Welsh coaches depart, however, not because of their overall record but after some disaster which is seen as a national humiliation. The defeat by Ireland was, entirely naturally, viewed in this light. Yet the administrators did not want Henry to go. The players likewise wanted him to stay but were not wholly sorry when he left: an illustration of their inability to make up their minds reflected earlier on the field of play.

Many observers blame Henry for bringing about this hesitant condition: "Jesus, I've got the ball. What am I supposed to do with it now?'' It used to be typical of England sides even up to and including the reigns of Jack Rowell and Geoff Cooke as coaches or managers. Now the English disease, largely eliminated by the present coach, Clive Woodward, has transferred itself to Wales.

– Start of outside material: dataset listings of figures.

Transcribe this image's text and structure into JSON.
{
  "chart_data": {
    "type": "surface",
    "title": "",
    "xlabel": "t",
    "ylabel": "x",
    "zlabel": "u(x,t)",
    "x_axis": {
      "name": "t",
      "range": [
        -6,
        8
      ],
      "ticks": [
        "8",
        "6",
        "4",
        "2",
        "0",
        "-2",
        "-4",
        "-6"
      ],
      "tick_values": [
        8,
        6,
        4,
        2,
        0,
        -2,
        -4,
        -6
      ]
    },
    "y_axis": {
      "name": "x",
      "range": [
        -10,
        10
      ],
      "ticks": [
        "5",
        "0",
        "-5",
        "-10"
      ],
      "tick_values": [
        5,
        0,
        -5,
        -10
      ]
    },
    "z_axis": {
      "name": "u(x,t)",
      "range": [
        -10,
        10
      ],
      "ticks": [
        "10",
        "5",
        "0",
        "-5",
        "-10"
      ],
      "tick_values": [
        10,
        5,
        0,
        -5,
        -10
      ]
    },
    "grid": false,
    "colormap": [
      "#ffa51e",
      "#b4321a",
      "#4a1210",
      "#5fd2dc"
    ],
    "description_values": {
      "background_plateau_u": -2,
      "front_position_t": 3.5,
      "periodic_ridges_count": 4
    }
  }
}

The virus has not come from England but from New Zealand. Henry has been relying on systems, on so-called "pods'' where groups of players, usually three or four forwards, secure possession and hand it on to some other player or group. This theory tends to fail in practice because the opposing side have precisely the same idea in their heads.

The odd thing is that Henry had started off so differently, apparently coaching to the nation's strength, which are (or used to be) speed, guile and quick-wittedness, and trying to minimise its deficiencies, notably a shortage of really tall forwards. To this end he made use of shortened line-outs and – that still underdeveloped ploy – the quick throw-in from touch.

And yet, on £250,000 a year, Henry would never have been fully accepted or approved of unless he won every single match. His wife's position as coach to the Wales netball team served only to increase the resentment: this in a country where, within my own memory, married women teachers were simply not employed, on the basis that any work available should go to the men, who were assumed to need the money.

Henry's salary or retainer is common in the City. Some editors earn as much. A very few highly paid and prolific columnists (not this one) can equal it. In Wales such riches are virtually unknown. Need I say more?